Working closely with client investment banks, Fortune 100 corporations, and high-net-worth individuals, we are a team of trial lawyers representing plaintiffs and defendants in high-stakes securities litigation. We are one of few firms ever to have brought securities fraud cases to trial, and our winning record includes cases that have reshaped the law.
In philosophy and in practice, our approach is always to prepare for trial—and prepare to win. Our lawyers are not on the settlement market. While many of our cases do settle, experience has proven that the diligent and deep work of trial preparation tends to yield favorable terms for clients.
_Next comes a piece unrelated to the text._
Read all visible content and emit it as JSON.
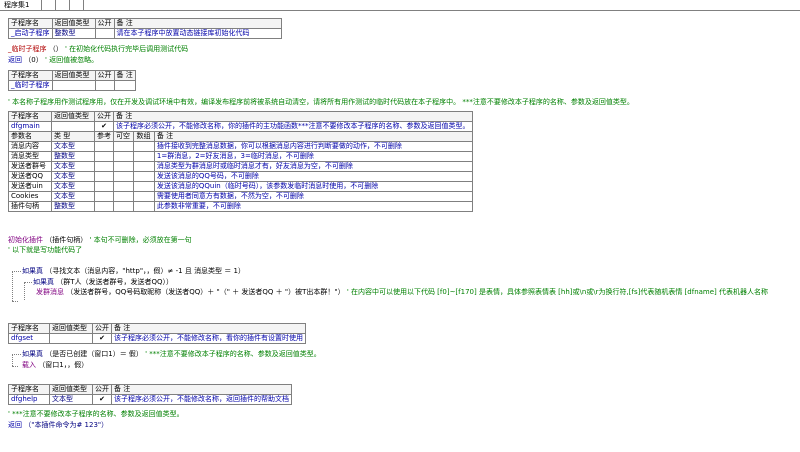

The assertive strategy we employ has been crucial to successes for plaintiff and defense clients alike.
An invaluable advantage is conveyed by our dual plaintiff/defendant perspective: we can frequently outmaneuver opposing counsel because we are practiced in the methods and tactics available to each side of the table. Given our bilateral insight, and our grasp of the global marketplace, we are also often in the well-leveraged position to explain complex financial instruments (such as mortgage-backed securities) to judges, governing bodies, and the public at large. We have the same advantage when the need evolves to conduct our own appellate work.
Our experience is broad and industry-agnostic, including representations in finance, communications, security, information technology, health care, and media. In some instances our work has shaped securities law with historic implications, as when we successfully argued in U.S. Supreme Court in the landmark Erica P. John Fund v. Halliburton, which upheld a 1988 decision ensuring the continued viability of private securities class actions and took the onus off of plaintiffs to demonstrate price impact to invoke the fraud-on-the-market presumption.